What will academics do when these prices impact airfare? How will schools pay for travel to conferences? Will criteria for T and P change?

I would expect a lot will change. What I hope happens is consideration of localization of academic talent. Local conferences, local meetups, local interdisciplinary efforts in teaching. In conjunction, of course, with national and international scholarly efforts in publishing and blogging. Occasionally, a strong need will compel academics to fly. But until a new source of energy is found, it just might not be feasible.

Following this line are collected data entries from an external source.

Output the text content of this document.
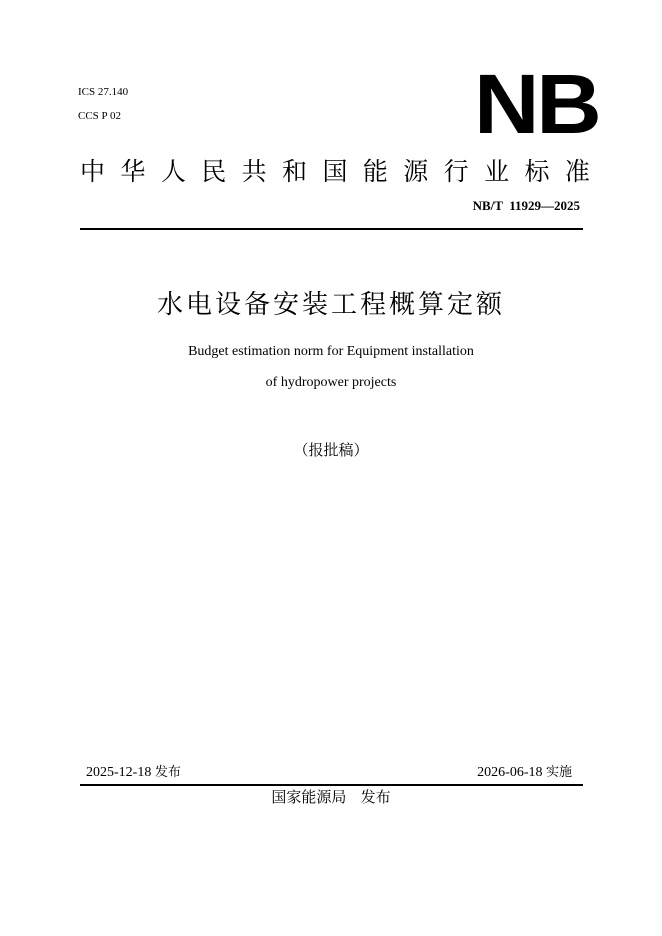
ICS 27.140
CCS P 02	NB
中 华 人 民 共 和 国 能 源 行 业 标 准
NB/T  11929—2025
水电设备安装工程概算定额
Budget estimation norm for Equipment installation
of hydropower projects
（报批稿）
2025-12-18 发布	2026-06-18 实施
国家能源局 发布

We ought to think ahead about this.

1 comment:

Himself said...

The way we fly at present, academic or not, is nothing short of crazy. Regardless of the price, it's extraordinarily dangerous to the planet. We now have technologies that should allow us to get round the need to fly, so, frankly, we should stop. Fidel Castro made some excellent comments on this lately, specifically that despite the fact that Cuba was now awash with Venezuelan oil, it didn't mean that bureaucrats could start travelling all over the place on junkets.